In Arkansas, the legislature sent a bill to Gov. Asa Hutchinson, who, looking north to Indiana and hearing objections from Wal-Mart, asked for revisions. 

Arkansas lawmakers changed the bill to more closely mirror the 1993 federal law and it only addresses actions by the government, not by businesses or individuals. Hutchinson signed the legislation on April 2, with civil rights leaders still concerned about the potential impact.

“This new law fails to protect against the use of religion to discriminate against and harm others,” said Rita Sklar, executive director of the ACLU of Arkansas. “Religious liberty is a fundamental value that the ACLU of Arkansas has been working to uphold since 1969. We will be vigilant and ensure that the shield of religious freedom doesn’t become a sword used to harm others in the state of Arkansas.”

Bakery’s refusal to put anti-gay slur on cake not discriminatory

A Castle Rock, Colorado, religious leader said he plans to appeal after the state Civil Rights Division rejected his arguments that a bakery discriminated against his religion when it refused to make a cake with a gay slur.

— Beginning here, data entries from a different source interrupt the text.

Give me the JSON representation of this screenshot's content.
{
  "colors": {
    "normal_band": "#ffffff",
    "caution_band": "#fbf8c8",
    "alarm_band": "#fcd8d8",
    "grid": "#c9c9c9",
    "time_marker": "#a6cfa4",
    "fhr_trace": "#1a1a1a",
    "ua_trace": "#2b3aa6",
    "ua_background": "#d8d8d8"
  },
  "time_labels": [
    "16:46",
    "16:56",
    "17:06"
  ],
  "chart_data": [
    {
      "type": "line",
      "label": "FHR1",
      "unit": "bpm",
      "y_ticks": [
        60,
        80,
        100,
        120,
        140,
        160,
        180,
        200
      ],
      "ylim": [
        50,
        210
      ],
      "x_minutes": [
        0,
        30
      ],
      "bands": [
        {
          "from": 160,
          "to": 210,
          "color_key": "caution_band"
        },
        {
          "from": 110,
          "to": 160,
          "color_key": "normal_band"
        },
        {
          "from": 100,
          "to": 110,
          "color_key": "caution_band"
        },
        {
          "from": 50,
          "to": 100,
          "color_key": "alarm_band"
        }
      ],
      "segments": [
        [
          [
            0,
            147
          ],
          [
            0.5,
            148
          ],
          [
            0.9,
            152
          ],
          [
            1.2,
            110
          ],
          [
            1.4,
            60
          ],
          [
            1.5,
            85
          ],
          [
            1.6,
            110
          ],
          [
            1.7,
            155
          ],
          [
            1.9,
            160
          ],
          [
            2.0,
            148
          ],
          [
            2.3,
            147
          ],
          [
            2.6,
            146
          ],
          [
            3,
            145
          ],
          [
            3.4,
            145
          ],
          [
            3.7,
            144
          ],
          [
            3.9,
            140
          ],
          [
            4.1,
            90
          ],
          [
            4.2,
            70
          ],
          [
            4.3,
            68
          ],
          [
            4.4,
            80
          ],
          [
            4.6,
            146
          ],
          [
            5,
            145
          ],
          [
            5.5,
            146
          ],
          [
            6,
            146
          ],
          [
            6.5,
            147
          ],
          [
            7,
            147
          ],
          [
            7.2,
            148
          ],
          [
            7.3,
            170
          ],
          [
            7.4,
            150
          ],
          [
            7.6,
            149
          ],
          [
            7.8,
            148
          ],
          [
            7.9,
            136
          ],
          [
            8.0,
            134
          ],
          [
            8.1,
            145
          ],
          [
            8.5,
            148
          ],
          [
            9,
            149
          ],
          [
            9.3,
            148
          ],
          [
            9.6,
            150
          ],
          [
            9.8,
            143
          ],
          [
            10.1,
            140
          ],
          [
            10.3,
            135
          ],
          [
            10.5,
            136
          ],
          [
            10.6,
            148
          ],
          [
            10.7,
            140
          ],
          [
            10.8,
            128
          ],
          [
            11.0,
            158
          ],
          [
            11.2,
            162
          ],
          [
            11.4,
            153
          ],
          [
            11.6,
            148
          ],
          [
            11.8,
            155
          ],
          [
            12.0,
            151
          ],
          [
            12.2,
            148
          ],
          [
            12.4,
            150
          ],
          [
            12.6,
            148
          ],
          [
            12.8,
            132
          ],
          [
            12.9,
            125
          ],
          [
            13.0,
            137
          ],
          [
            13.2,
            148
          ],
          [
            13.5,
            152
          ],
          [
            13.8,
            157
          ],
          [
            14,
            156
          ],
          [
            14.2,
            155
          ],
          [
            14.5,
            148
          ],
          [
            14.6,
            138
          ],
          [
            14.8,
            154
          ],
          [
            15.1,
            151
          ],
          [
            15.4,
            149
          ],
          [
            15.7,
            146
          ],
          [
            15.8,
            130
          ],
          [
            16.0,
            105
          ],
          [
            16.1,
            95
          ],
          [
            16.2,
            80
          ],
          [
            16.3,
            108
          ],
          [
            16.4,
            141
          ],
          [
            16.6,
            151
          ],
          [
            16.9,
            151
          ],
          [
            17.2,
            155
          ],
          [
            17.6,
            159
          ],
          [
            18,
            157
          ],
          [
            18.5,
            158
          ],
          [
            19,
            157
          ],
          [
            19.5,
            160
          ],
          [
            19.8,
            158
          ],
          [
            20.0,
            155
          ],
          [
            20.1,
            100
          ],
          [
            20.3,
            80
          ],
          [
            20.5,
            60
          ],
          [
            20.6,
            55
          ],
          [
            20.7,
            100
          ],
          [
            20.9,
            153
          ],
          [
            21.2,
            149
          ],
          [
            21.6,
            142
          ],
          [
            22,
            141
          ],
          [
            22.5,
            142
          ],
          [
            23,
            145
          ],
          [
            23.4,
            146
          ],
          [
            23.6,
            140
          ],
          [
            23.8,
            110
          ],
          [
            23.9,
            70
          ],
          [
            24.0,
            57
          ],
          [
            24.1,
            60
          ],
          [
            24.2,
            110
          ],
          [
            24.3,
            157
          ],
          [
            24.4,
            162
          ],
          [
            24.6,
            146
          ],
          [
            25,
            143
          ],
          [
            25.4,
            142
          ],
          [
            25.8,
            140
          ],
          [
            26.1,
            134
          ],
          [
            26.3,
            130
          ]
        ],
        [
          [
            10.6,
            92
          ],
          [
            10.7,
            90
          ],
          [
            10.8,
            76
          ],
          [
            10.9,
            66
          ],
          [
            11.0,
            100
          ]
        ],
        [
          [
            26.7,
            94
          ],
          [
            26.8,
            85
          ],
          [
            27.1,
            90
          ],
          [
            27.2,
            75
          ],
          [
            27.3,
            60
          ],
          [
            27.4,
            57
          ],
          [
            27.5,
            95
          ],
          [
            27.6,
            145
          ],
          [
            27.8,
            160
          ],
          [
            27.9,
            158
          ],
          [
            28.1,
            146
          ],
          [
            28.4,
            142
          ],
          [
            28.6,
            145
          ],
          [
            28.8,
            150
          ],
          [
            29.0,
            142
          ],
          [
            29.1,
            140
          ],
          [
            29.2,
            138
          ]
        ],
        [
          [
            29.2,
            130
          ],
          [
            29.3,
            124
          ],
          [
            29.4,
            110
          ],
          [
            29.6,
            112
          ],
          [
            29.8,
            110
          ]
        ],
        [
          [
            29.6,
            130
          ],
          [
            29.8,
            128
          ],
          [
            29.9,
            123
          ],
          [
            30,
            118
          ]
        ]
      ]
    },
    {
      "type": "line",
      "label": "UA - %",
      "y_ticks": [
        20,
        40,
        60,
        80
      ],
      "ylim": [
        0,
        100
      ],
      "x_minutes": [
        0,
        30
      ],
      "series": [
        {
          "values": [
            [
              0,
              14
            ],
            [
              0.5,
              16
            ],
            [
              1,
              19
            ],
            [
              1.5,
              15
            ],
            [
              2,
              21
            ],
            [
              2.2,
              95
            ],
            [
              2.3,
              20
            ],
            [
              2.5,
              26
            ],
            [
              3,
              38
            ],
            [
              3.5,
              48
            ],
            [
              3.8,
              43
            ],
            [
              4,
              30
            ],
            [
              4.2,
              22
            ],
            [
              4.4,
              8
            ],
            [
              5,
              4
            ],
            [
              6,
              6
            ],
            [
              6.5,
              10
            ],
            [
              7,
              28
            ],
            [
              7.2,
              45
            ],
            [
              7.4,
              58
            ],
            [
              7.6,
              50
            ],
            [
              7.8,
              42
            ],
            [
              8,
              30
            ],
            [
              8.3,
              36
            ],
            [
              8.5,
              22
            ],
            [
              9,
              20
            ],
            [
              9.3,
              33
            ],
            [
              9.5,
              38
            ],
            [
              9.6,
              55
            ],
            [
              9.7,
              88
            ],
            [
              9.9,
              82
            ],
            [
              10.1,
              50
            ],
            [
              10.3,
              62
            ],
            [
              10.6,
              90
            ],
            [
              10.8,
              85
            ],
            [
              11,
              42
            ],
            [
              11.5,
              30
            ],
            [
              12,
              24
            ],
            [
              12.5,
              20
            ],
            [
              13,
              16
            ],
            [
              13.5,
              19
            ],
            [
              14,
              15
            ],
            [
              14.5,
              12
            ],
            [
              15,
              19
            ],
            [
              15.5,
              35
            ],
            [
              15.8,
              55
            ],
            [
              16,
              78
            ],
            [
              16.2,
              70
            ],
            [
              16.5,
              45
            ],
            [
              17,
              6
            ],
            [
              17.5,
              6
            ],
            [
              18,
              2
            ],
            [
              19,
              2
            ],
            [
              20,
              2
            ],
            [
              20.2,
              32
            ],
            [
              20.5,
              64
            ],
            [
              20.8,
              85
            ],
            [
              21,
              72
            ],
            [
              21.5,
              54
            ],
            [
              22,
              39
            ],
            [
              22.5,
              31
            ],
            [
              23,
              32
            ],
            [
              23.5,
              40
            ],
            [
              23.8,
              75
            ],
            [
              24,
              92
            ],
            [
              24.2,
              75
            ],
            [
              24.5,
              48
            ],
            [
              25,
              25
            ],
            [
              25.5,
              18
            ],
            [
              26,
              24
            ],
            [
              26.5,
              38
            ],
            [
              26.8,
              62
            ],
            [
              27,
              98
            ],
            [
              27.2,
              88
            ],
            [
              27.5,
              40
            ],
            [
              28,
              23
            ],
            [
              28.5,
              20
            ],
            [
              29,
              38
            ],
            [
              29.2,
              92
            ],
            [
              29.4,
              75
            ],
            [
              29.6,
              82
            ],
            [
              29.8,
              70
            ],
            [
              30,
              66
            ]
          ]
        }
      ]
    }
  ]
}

The Colorado Civil Rights Division ruled recently that Azucar Bakery did not discriminate against William Jack because the baker offered to bake the cake and let the customer write his own message, which the baker considered derogatory.

Colorado ACLU legal director Mark Silverstein said that that the baker did not discriminate because she agreed to bake the cake. Silverstein said her decision not to decorate the cake was not based on the customer’s religion, but because she considered the message offensive.

Marjorie Silva, owner of Denver’s Azucar Bakery, told The Associated Press after the case was filed that she agreed to make a Bible-shaped cake, but balked when the man showed her a piece of paper with what she considered hateful words about gays that he wanted written on the cake. He also wanted the cake to have two men holding hands and an X on top of them, Silva said.

She said she would make the cake, but she declined to write his suggested messages, telling him she would give him icing and a pastry bag so he could write the words himself. Silva said the customer didn’t want that.

The state ruled that the bakery would have treated any other customer the same way.

The bakery owner did not return a phone call from the AP seeking comment on Sunday, and a phone number for Jack could not be located.

Jack said in a statement to KUSA-TV that people are trying to censor the Bible using state laws and he plans to appeal.

“It is offensive that the bakers who refused me service deemed the Bible verses I requested on two cakes discriminatory, and the Colorado Civil rights Division considered that reason enough for them to deny me service,” he said in a statement to KUSA-TV.